May and June were the months of boundless stamina. The sun stayed out longer, the air was finally warm. The energy of emerging spring brought countless opportunities for exertion: long hikes, long runs, strength training and yoga, day after day of activity. A yearning to avoid being alone, coupled with the satisfaction of nature at my fingertips, kept me going everyday. Occasionally, internal doubts would examine my ability to press on and find it sufficient. Don't stop now - as long as I have the energy, let's keep going. I survived on fish and bread, turkey sandwiches and unappetizing salads, chicken sausage with pasta, all with a strange distaste for most vegetables.
Now, it's July. Those lazy days of summer. The promised 100+ degree temps have arrived, and with them, my ability to press on is waning. I have that heavy feeling in my sternum that drags me back into bed or flattens me on the couch. Play time is over, temporarily. The trails can wait. Watching movies in the cool AC sounds about right. Low-intensity workouts at the gym. Cooking real food, vegetables included. Rolling on the carpet with the cat at dusk. Taking time to notice the little things, to process what I've seen, to start something new and special. Nesting.

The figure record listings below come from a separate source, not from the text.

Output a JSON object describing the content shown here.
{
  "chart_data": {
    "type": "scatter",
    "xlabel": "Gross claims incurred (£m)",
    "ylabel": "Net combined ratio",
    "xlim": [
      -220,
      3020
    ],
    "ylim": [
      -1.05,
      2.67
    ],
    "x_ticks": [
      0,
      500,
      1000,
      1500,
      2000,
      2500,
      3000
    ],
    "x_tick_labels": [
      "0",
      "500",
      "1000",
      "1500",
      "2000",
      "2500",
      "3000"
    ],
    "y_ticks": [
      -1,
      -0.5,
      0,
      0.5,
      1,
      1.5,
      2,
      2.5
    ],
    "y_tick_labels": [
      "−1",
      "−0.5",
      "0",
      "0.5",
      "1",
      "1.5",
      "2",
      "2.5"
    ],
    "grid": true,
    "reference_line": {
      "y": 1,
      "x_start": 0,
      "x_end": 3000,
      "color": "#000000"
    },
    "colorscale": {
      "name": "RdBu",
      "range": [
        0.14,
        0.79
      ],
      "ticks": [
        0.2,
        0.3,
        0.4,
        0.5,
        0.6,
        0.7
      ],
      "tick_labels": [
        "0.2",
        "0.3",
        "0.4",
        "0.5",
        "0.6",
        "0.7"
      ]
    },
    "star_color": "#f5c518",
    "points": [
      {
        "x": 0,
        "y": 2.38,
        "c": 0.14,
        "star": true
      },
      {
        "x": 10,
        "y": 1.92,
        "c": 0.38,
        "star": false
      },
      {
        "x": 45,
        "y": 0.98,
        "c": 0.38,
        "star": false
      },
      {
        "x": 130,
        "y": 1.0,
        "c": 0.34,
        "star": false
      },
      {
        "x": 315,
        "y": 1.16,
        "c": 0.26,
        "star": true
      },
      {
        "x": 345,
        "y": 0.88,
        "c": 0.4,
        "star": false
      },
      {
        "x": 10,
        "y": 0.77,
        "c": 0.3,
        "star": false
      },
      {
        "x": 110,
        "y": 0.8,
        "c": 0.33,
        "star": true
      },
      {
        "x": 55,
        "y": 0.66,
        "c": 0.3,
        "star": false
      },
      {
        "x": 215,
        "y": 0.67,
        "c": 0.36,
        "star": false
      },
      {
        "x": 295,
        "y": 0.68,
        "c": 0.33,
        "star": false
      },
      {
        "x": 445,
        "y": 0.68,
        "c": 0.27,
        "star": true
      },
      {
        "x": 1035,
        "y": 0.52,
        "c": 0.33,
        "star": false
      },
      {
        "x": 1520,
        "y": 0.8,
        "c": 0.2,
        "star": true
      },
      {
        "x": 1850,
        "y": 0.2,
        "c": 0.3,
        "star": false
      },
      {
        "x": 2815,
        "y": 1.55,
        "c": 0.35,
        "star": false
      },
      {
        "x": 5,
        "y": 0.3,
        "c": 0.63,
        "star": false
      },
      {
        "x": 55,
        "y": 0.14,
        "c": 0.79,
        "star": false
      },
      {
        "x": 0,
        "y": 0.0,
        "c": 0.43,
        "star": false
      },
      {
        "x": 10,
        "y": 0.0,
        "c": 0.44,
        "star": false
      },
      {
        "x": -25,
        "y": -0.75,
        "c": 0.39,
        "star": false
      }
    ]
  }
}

With the arrival of spring, I sprinted out of the gate, daring life to bring it on. At 32 years old, I'm in the best shape ever. It was just May, and suddenly now it's the second week in July, and every weekend from now until Labor Day has a plan. Summers are too short; to keep up that frenetic pace would mean a season come and gone in a blink and winter arriving too soon after it just ended. The sun has arrived at the northernmost point in the sky for the year, and as it starts to head south again, I'm ready to let go of the reins a bit. Ready to be a little lazier, to embrace some quiet times, to look back inward again. To enjoy the romance of the season in all its sweaty, short-shorts, lounging-by-the-water glory.